Homeschool advocates go to bat for non-traditional private schools


Provisions in a wide-ranging education bill moving through the Florida Senate provoked fears among home education advocates. But they may prove to be a short-lived glitch.

Right now, as worded, the Senate’s rewrite of HB 7055 would prevent parents from using private tutors, as well as certain non-traditional private schools, to satisfy school attendance requirements.

However, a key lawmaker facilitating negotiations in the late stages of the legislative session said Tuesday that she intends to fix the issue. She said her goal is to eliminate out-dated provisions of state law, not to restrict homeschooling.

“We are going to amend the bill to take care of any of the questions that were asked by the parents of the homeschoolers,” Sen. Kathleen Passidomo, R-Naples, told the Senate Appropriations Committee Tuesday. “We’ll do that on the floor.”

More than 80,000 Florida students participate in home education programs their parents register with their local school districts.

Brenda Dickinson, a lobbyist with the Home Education Foundation, said tens of thousands more use what she calls non-traditional private schools. They offer distance learning and other programs that do not meet five days a week, or support to families who teach their children at home.

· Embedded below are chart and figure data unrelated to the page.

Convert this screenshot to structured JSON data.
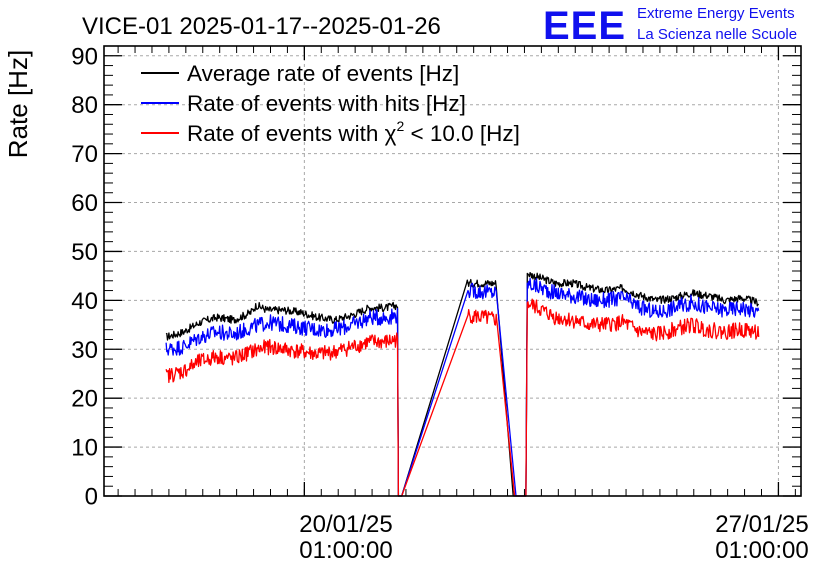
{
  "chart_data": {
    "type": "line",
    "title": "VICE-01 2025-01-17--2025-01-26",
    "xlabel": "",
    "ylabel": "Rate [Hz]",
    "ylim": [
      0,
      92
    ],
    "yticks": [
      0,
      10,
      20,
      30,
      40,
      50,
      60,
      70,
      80,
      90
    ],
    "x_axis": "time",
    "xlim": [
      "2025-01-17T02:00:00",
      "2025-01-27T09:00:00"
    ],
    "xticks": [
      {
        "x": "2025-01-20T01:00:00",
        "date": "20/01/25",
        "time": "01:00:00"
      },
      {
        "x": "2025-01-27T01:00:00",
        "date": "27/01/25",
        "time": "01:00:00"
      }
    ],
    "grid": true,
    "legend": "top-left",
    "logo": {
      "text": "EEE",
      "line1": "Extreme Energy Events",
      "line2": "La Scienza nelle Scuole",
      "color": "#1010ee"
    },
    "series": [
      {
        "name": "Average rate of events [Hz]",
        "color": "#000000",
        "noise": 0.8,
        "points": [
          [
            "2025-01-18T00:00:00",
            32.5
          ],
          [
            "2025-01-18T06:00:00",
            33.5
          ],
          [
            "2025-01-18T12:00:00",
            35.5
          ],
          [
            "2025-01-18T18:00:00",
            36.5
          ],
          [
            "2025-01-19T00:00:00",
            36.0
          ],
          [
            "2025-01-19T06:00:00",
            37.5
          ],
          [
            "2025-01-19T08:00:00",
            39.0
          ],
          [
            "2025-01-19T12:00:00",
            38.0
          ],
          [
            "2025-01-19T18:00:00",
            38.0
          ],
          [
            "2025-01-20T00:00:00",
            37.5
          ],
          [
            "2025-01-20T06:00:00",
            36.5
          ],
          [
            "2025-01-20T12:00:00",
            36.0
          ],
          [
            "2025-01-20T18:00:00",
            37.0
          ],
          [
            "2025-01-21T00:00:00",
            38.5
          ],
          [
            "2025-01-21T06:00:00",
            38.5
          ],
          [
            "2025-01-21T10:00:00",
            39.0
          ],
          [
            "2025-01-21T10:20:00",
            0
          ],
          [
            "2025-01-21T11:30:00",
            0
          ],
          [
            "2025-01-22T10:30:00",
            43.5
          ],
          [
            "2025-01-22T21:00:00",
            43.5
          ],
          [
            "2025-01-23T03:00:00",
            0
          ],
          [
            "2025-01-23T07:30:00",
            0
          ],
          [
            "2025-01-23T08:00:00",
            45.5
          ],
          [
            "2025-01-23T18:00:00",
            43.5
          ],
          [
            "2025-01-24T00:00:00",
            43.5
          ],
          [
            "2025-01-24T06:00:00",
            42.5
          ],
          [
            "2025-01-24T12:00:00",
            42.0
          ],
          [
            "2025-01-24T18:00:00",
            42.5
          ],
          [
            "2025-01-25T00:00:00",
            41.0
          ],
          [
            "2025-01-25T06:00:00",
            40.0
          ],
          [
            "2025-01-25T12:00:00",
            40.5
          ],
          [
            "2025-01-25T18:00:00",
            41.5
          ],
          [
            "2025-01-26T00:00:00",
            41.0
          ],
          [
            "2025-01-26T06:00:00",
            40.0
          ],
          [
            "2025-01-26T12:00:00",
            40.5
          ],
          [
            "2025-01-26T18:00:00",
            39.5
          ]
        ]
      },
      {
        "name": "Rate of events with hits [Hz]",
        "color": "#0000ff",
        "noise": 1.6,
        "points": [
          [
            "2025-01-18T00:00:00",
            30.0
          ],
          [
            "2025-01-18T06:00:00",
            30.5
          ],
          [
            "2025-01-18T12:00:00",
            32.5
          ],
          [
            "2025-01-18T18:00:00",
            33.5
          ],
          [
            "2025-01-19T00:00:00",
            33.0
          ],
          [
            "2025-01-19T06:00:00",
            34.5
          ],
          [
            "2025-01-19T12:00:00",
            35.5
          ],
          [
            "2025-01-19T18:00:00",
            35.0
          ],
          [
            "2025-01-20T00:00:00",
            34.5
          ],
          [
            "2025-01-20T06:00:00",
            34.0
          ],
          [
            "2025-01-20T12:00:00",
            34.0
          ],
          [
            "2025-01-20T18:00:00",
            35.0
          ],
          [
            "2025-01-21T00:00:00",
            36.5
          ],
          [
            "2025-01-21T06:00:00",
            36.5
          ],
          [
            "2025-01-21T10:00:00",
            37.0
          ],
          [
            "2025-01-21T10:20:00",
            0
          ],
          [
            "2025-01-21T11:30:00",
            0
          ],
          [
            "2025-01-22T11:00:00",
            42.0
          ],
          [
            "2025-01-22T21:00:00",
            41.5
          ],
          [
            "2025-01-23T04:00:00",
            0
          ],
          [
            "2025-01-23T07:30:00",
            0
          ],
          [
            "2025-01-23T08:00:00",
            43.5
          ],
          [
            "2025-01-23T18:00:00",
            41.5
          ],
          [
            "2025-01-24T00:00:00",
            41.0
          ],
          [
            "2025-01-24T06:00:00",
            40.0
          ],
          [
            "2025-01-24T12:00:00",
            40.0
          ],
          [
            "2025-01-24T18:00:00",
            40.5
          ],
          [
            "2025-01-25T00:00:00",
            38.5
          ],
          [
            "2025-01-25T06:00:00",
            37.5
          ],
          [
            "2025-01-25T12:00:00",
            38.5
          ],
          [
            "2025-01-25T18:00:00",
            39.5
          ],
          [
            "2025-01-26T00:00:00",
            38.5
          ],
          [
            "2025-01-26T06:00:00",
            38.0
          ],
          [
            "2025-01-26T12:00:00",
            38.5
          ],
          [
            "2025-01-26T18:00:00",
            37.5
          ]
        ]
      },
      {
        "name": "Rate of events with",
        "name_suffix": " < 10.0 [Hz]",
        "greek": "χ",
        "sup": "2",
        "color": "#ff0000",
        "noise": 1.6,
        "points": [
          [
            "2025-01-18T00:00:00",
            24.5
          ],
          [
            "2025-01-18T06:00:00",
            25.5
          ],
          [
            "2025-01-18T12:00:00",
            27.5
          ],
          [
            "2025-01-18T18:00:00",
            28.5
          ],
          [
            "2025-01-19T00:00:00",
            28.0
          ],
          [
            "2025-01-19T06:00:00",
            29.5
          ],
          [
            "2025-01-19T12:00:00",
            30.5
          ],
          [
            "2025-01-19T18:00:00",
            30.0
          ],
          [
            "2025-01-20T00:00:00",
            29.5
          ],
          [
            "2025-01-20T06:00:00",
            29.0
          ],
          [
            "2025-01-20T12:00:00",
            29.5
          ],
          [
            "2025-01-20T18:00:00",
            30.5
          ],
          [
            "2025-01-21T00:00:00",
            31.5
          ],
          [
            "2025-01-21T06:00:00",
            31.5
          ],
          [
            "2025-01-21T10:00:00",
            32.0
          ],
          [
            "2025-01-21T10:20:00",
            0
          ],
          [
            "2025-01-21T11:30:00",
            0
          ],
          [
            "2025-01-22T11:00:00",
            37.0
          ],
          [
            "2025-01-22T21:00:00",
            36.0
          ],
          [
            "2025-01-23T03:30:00",
            0
          ],
          [
            "2025-01-23T07:30:00",
            0
          ],
          [
            "2025-01-23T08:00:00",
            39.5
          ],
          [
            "2025-01-23T18:00:00",
            36.5
          ],
          [
            "2025-01-24T00:00:00",
            36.0
          ],
          [
            "2025-01-24T06:00:00",
            35.0
          ],
          [
            "2025-01-24T12:00:00",
            35.0
          ],
          [
            "2025-01-24T18:00:00",
            35.5
          ],
          [
            "2025-01-25T00:00:00",
            33.5
          ],
          [
            "2025-01-25T06:00:00",
            33.0
          ],
          [
            "2025-01-25T12:00:00",
            34.0
          ],
          [
            "2025-01-25T18:00:00",
            35.0
          ],
          [
            "2025-01-26T00:00:00",
            34.0
          ],
          [
            "2025-01-26T06:00:00",
            33.5
          ],
          [
            "2025-01-26T12:00:00",
            34.0
          ],
          [
            "2025-01-26T18:00:00",
            33.5
          ]
        ]
      }
    ]
  }
}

These options, sometimes called “umbrella schools,” have become increasingly popular in some school districts that have placed new requirements on parents who try to register as homeschoolers.

Earlier this week, home education advocates disseminated alerts urging their allies to contact senators about the Senate’s amendments to the wide-ranging education bill.

TJ Schmidt, staff attorney at the Home School Legal Defense Association, said under the state’s current laws, “Florida is a great model for other states to look to for educational choice.” If the amendment remained unchanged, he said, it “would be restricting the heritage that Florida has established over the years. It would have a significant negative impact on educational freedom and choice.”

Meanwhile, the fate of other home education-friendly legislation remains in question. SB 732 would rein in district inquiries to parents who register home education programs, but it has stalled in committees with time running down in the legislative session. A corresponding bill by Rep. Jennifer Sullivan, R-Mount Dora, passed the House last week.